Simon was pronounced deceased at the hospital later that day. According to the medical examiner, he suffered six stab wounds to the left side of his neck, one of which ruptured the internal jugular vein.

Alba claimed Simon was also attacked by Simon’s girlfriend. Alba is 61 years old and 5 feet 7 inches tall, while Simon is 35 years old and 6 feet tall, according to court filings.

According to Alba’s account to police and security video, Simon had a box cutter visible in his right front shorts but did not reveal it at any point throughout the fight.

At the time of the fatal incident, Simon was apparently on parole for assaulting a police officer. Alba was arrested and was being held at New York City’s notorious Riker’s Island jail on a $250,000 bond – half of the $500,000 asked by Bragg’s office during an arraignment hearing. Alba was eventually released after his bond was cut to $50,000, and the murder charge was dismissed on Tuesday.

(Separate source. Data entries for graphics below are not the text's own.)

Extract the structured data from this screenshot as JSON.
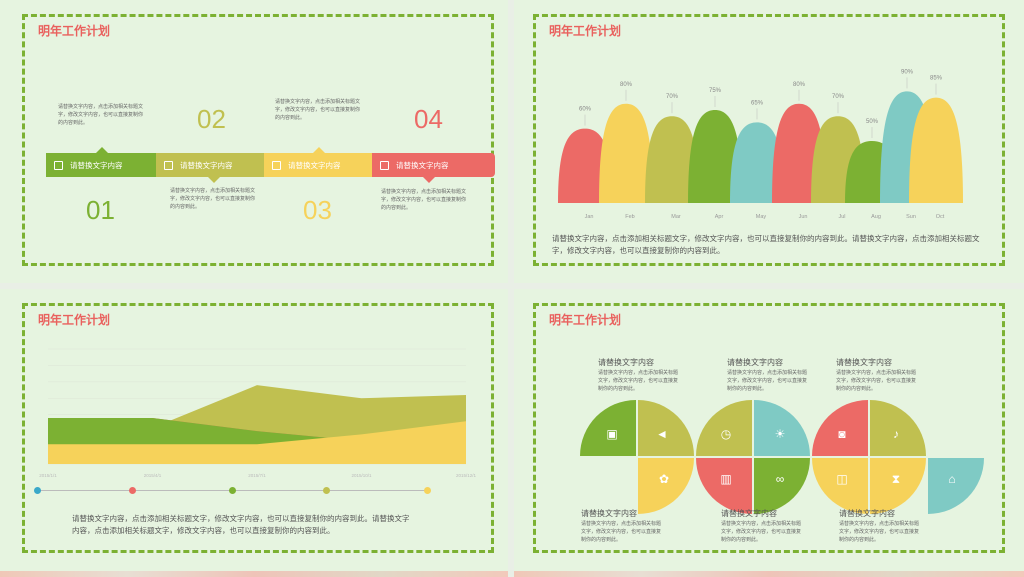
{
  "slides": {
    "title": "明年工作计划",
    "s1": {
      "steps": [
        {
          "num": "01",
          "label": "请替换文字内容",
          "color": "#7cb133",
          "numColor": "#7cb133",
          "icon": "document-icon"
        },
        {
          "num": "02",
          "label": "请替换文字内容",
          "color": "#c0c050",
          "numColor": "#c0c050",
          "icon": "trash-icon"
        },
        {
          "num": "03",
          "label": "请替换文字内容",
          "color": "#f6d25a",
          "numColor": "#f6d25a",
          "icon": "note-icon"
        },
        {
          "num": "04",
          "label": "请替换文字内容",
          "color": "#ec6a66",
          "numColor": "#ec6a66",
          "icon": "chat-icon"
        }
      ],
      "desc": "请替换文字内容，点击添加相关标题文字，修改文字内容，也可以直接复制你的内容到此。"
    },
    "s2": {
      "caption": "请替换文字内容，点击添加相关标题文字，修改文字内容，也可以直接复制你的内容到此。请替换文字内容，点击添加相关标题文字，修改文字内容，也可以直接复制你的内容到此。"
    },
    "s3": {
      "caption": "请替换文字内容，点击添加相关标题文字，修改文字内容，也可以直接复制你的内容到此。请替换文字内容，点击添加相关标题文字，修改文字内容，也可以直接复制你的内容到此。"
    },
    "s4": {
      "heading": "请替换文字内容",
      "desc": "请替换文字内容，点击添加相关标题文字，修改文字内容，也可以直接复制你的内容到此。"
    }
  },
  "colors": {
    "green": "#7cb133",
    "olive": "#c0c050",
    "yellow": "#f6d25a",
    "red": "#ec6a66",
    "teal": "#7fcac4"
  },
  "chart_data": [
    {
      "type": "area",
      "title": "",
      "categories": [
        "Jan",
        "Feb",
        "Mar",
        "Apr",
        "May",
        "Jun",
        "Jul",
        "Aug",
        "Sun",
        "Oct"
      ],
      "values": [
        60,
        80,
        70,
        75,
        65,
        80,
        70,
        50,
        90,
        85
      ],
      "value_labels": [
        "60%",
        "80%",
        "70%",
        "75%",
        "65%",
        "80%",
        "70%",
        "50%",
        "90%",
        "85%"
      ],
      "colors": [
        "#ec6a66",
        "#f6d25a",
        "#c0c050",
        "#7cb133",
        "#7fcac4",
        "#ec6a66",
        "#c0c050",
        "#7cb133",
        "#7fcac4",
        "#f6d25a"
      ]
    },
    {
      "type": "area",
      "title": "",
      "x": [
        "2015/1/1",
        "2015/4/1",
        "2015/7/1",
        "2015/10/1",
        "2015/12/1"
      ],
      "series": [
        {
          "color": "#c0c050",
          "values": [
            20,
            22,
            48,
            40,
            42
          ]
        },
        {
          "color": "#ec6a66",
          "values": [
            22,
            28,
            20,
            14,
            16
          ]
        },
        {
          "color": "#7cb133",
          "values": [
            28,
            28,
            20,
            14,
            16
          ]
        },
        {
          "color": "#f6d25a",
          "values": [
            12,
            12,
            12,
            18,
            26
          ]
        }
      ],
      "ylim": [
        0,
        70
      ]
    }
  ]
}
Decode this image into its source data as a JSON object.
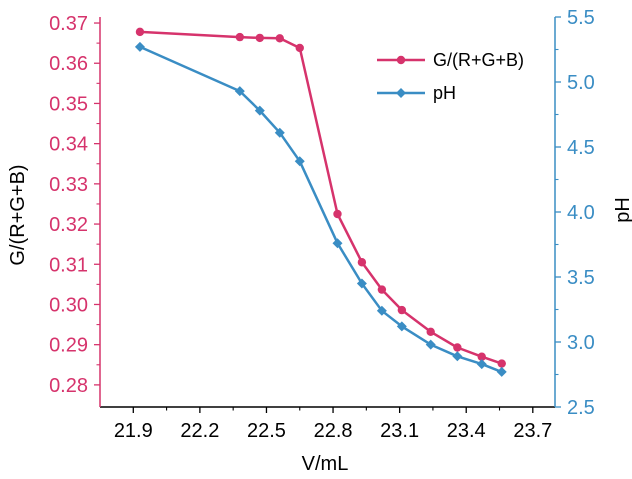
{
  "chart_data": {
    "type": "line",
    "xlabel": "V/mL",
    "ylabel_left": "G/(R+G+B)",
    "ylabel_right": "pH",
    "xlim": [
      21.75,
      23.8
    ],
    "ylim_left": [
      0.2745,
      0.3715
    ],
    "ylim_right": [
      2.5,
      5.5
    ],
    "x_ticks": [
      "21.9",
      "22.2",
      "22.5",
      "22.8",
      "23.1",
      "23.4",
      "23.7"
    ],
    "y_left_ticks": [
      "0.28",
      "0.29",
      "0.30",
      "0.31",
      "0.32",
      "0.33",
      "0.34",
      "0.35",
      "0.36",
      "0.37"
    ],
    "y_right_ticks": [
      "2.5",
      "3.0",
      "3.5",
      "4.0",
      "4.5",
      "5.0",
      "5.5"
    ],
    "legend_position": "top-right",
    "colors": {
      "left_series": "#d6336c",
      "right_series": "#3a8dc4",
      "axis": "#000000"
    },
    "series": [
      {
        "name": "G/(R+G+B)",
        "axis": "left",
        "marker": "circle",
        "x": [
          21.93,
          22.38,
          22.47,
          22.56,
          22.65,
          22.82,
          22.93,
          23.02,
          23.11,
          23.24,
          23.36,
          23.47,
          23.56
        ],
        "y": [
          0.3678,
          0.3665,
          0.3663,
          0.3662,
          0.3638,
          0.3225,
          0.3105,
          0.3037,
          0.2986,
          0.2932,
          0.2893,
          0.287,
          0.2853
        ]
      },
      {
        "name": "pH",
        "axis": "right",
        "marker": "diamond",
        "x": [
          21.93,
          22.38,
          22.47,
          22.56,
          22.65,
          22.82,
          22.93,
          23.02,
          23.11,
          23.24,
          23.36,
          23.47,
          23.56
        ],
        "y": [
          5.27,
          4.93,
          4.78,
          4.61,
          4.39,
          3.76,
          3.45,
          3.24,
          3.12,
          2.98,
          2.89,
          2.83,
          2.77
        ]
      }
    ]
  }
}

The district attorney’s office cited a state statute that defines when a lethal physical force, such as homicide, is “justifiable and not criminal.”

When a defendant raises a defense rationale, prosecutors, not the defendant, must prove beyond a reasonable doubt that the defendant was not justified in using fatal bodily force. Prosecutors stated that Alba feared Simon was about to use lethal physical force on him, or that Simon trespassed behind the bodega counter with the intent to commit a crime, and Alba’s use of physical force was to prevent or terminate a burglary.